Pierre-Laurent Aimard is an exception among pianists. He knows how to excite listeners with outstanding performances of contemporary piano works like almost no-one else. As a twelve-year-old, he met the composer Olivier Messiaen and became a pupil of his wife, the pianist Yvonne Loriod. In 1973, he won the international Messiaen Prize and became the foremost interpreter of Messiaen’s piano works. For 18 years, he was pianist of the Ensemble Intercontemporain founded by Pierre Boulez. Apart from Messiaen, his most important teacher and mentor, he has worked together with almost all the great composers of our time: Karlheinz Stockhausen, Gyorgy Ligeti, Pierre Boulez, Gyorgy Kurtag and George Benjamin. Through his work with the avant-garde, he also gained a new, unconventional approach to the older, classical repertoire. His interpretations are analytic and emotional at the same time – clear, transparent and yet profound and sensuous.
Analytical and emotional
In January 2000, Pierre-Laurent Aimard made his debut with the Berliner Philharmoniker playing Beethoven’s Fifth Piano Concerto.

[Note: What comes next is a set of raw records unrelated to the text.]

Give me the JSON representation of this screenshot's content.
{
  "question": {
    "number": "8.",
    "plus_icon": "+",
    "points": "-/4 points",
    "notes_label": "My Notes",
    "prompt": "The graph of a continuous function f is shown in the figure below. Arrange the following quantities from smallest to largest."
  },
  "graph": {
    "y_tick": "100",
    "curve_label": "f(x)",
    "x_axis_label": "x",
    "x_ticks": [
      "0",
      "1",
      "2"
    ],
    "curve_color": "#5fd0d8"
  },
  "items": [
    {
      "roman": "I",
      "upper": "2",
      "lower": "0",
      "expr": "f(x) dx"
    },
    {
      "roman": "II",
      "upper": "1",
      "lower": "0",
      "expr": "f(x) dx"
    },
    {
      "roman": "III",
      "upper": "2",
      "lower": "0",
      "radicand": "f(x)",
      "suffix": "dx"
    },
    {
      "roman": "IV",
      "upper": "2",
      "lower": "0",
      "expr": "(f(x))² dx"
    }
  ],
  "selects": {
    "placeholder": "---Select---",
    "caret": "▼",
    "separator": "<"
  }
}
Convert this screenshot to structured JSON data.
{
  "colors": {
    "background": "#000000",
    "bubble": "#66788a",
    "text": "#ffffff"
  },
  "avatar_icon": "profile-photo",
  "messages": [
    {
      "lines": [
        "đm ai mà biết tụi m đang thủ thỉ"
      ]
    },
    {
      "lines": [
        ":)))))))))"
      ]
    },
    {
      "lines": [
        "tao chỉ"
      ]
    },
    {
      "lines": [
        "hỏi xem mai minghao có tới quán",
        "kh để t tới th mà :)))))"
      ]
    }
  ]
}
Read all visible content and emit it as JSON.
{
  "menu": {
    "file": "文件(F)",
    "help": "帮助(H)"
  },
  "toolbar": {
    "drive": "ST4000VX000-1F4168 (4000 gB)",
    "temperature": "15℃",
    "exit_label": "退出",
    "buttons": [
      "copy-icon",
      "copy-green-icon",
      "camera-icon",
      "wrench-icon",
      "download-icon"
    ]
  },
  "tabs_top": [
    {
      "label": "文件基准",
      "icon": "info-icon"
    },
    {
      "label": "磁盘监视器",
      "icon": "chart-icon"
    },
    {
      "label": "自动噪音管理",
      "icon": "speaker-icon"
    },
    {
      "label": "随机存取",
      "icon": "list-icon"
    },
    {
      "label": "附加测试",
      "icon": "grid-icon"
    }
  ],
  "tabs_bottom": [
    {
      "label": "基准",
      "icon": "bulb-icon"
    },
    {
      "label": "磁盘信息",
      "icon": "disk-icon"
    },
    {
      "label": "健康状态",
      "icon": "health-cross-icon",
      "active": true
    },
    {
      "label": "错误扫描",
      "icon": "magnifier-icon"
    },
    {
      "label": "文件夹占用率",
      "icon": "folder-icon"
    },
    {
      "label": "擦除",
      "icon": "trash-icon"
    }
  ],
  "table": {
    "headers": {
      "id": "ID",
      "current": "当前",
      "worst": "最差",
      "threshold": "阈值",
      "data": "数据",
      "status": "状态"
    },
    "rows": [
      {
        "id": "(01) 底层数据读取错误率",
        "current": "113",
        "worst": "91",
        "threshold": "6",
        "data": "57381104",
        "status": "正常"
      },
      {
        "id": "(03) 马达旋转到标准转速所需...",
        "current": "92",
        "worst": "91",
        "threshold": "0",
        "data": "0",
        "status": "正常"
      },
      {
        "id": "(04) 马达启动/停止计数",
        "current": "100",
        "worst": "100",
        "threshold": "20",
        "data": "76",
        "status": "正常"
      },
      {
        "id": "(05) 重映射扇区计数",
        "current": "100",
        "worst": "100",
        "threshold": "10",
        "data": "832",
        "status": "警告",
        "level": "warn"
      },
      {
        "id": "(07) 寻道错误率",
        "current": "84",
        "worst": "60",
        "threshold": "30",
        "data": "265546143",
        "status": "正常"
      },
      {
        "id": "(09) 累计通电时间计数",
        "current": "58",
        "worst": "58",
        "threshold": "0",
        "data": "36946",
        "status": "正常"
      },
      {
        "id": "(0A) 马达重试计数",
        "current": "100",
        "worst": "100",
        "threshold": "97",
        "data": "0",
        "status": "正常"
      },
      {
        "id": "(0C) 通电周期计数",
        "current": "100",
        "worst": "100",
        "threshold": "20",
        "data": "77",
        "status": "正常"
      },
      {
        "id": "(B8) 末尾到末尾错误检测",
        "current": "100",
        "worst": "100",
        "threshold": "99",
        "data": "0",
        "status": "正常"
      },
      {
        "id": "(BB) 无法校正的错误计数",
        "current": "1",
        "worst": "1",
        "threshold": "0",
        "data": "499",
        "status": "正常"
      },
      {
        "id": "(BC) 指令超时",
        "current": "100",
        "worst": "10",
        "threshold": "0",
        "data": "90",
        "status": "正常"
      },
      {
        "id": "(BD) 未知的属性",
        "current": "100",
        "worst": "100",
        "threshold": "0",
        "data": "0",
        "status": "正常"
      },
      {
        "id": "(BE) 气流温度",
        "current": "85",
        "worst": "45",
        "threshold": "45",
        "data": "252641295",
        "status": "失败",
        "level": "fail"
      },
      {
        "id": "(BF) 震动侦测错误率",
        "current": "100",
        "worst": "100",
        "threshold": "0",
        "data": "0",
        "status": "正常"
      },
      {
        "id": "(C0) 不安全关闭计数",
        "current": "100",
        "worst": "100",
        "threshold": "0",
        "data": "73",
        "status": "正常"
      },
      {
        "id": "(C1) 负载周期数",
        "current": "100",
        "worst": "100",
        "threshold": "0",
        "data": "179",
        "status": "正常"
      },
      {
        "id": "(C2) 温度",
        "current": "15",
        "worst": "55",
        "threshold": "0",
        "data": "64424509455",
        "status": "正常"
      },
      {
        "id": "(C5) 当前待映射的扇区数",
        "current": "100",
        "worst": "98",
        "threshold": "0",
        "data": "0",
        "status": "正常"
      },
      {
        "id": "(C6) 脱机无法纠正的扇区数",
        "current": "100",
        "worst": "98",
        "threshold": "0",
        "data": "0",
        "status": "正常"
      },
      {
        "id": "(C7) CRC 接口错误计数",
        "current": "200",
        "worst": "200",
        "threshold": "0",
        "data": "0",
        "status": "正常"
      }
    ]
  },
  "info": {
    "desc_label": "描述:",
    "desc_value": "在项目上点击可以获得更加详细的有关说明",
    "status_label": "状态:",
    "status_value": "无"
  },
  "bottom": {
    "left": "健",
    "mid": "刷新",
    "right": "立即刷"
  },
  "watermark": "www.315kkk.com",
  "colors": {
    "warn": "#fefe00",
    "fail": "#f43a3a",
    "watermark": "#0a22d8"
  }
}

Since then he has been a regular guest of the orchestra. The programmes they have played together testify to the versatility of the artist: he has been the soloist in the piano concertos of Ludwig van Beethoven, Maurice Ravel, Béla Bartok and Arnold Schoenberg and has played the piano part in Messiaen’s Turangalila Symphony several times. As Aimard, who was honoured with the Ernst von Siemens Music Prize in 2017, revealed in an interview for the Digital Concert Hall, he appreciates the ongoing collaboration with the orchestra. “Every time I come back to the Philharmoniker, everything has to be rethought. That’s a big challenge.” This season, he will perform Béla Bartók’s Third Piano Concerto, which the Hungarian composer wrote in 1945 as a birthday present for his wife, the pianist Ditta Pásztory. Bartók, already gravely ill and dying, conceived a melancholy, thoughtful, and devout piece that sounded very different to his previous two concertos. He blends compositional techniques of the Baroque with the Hungarian idiom characteristic of his style. According to Pierre-Laurent Aimard, the challenge of the concerto is to phrase it in such as way “that it sounds Baroque, but also Bartók-like”. He now presents his interpretation of the work at the side of conductor François-Xavier Roth.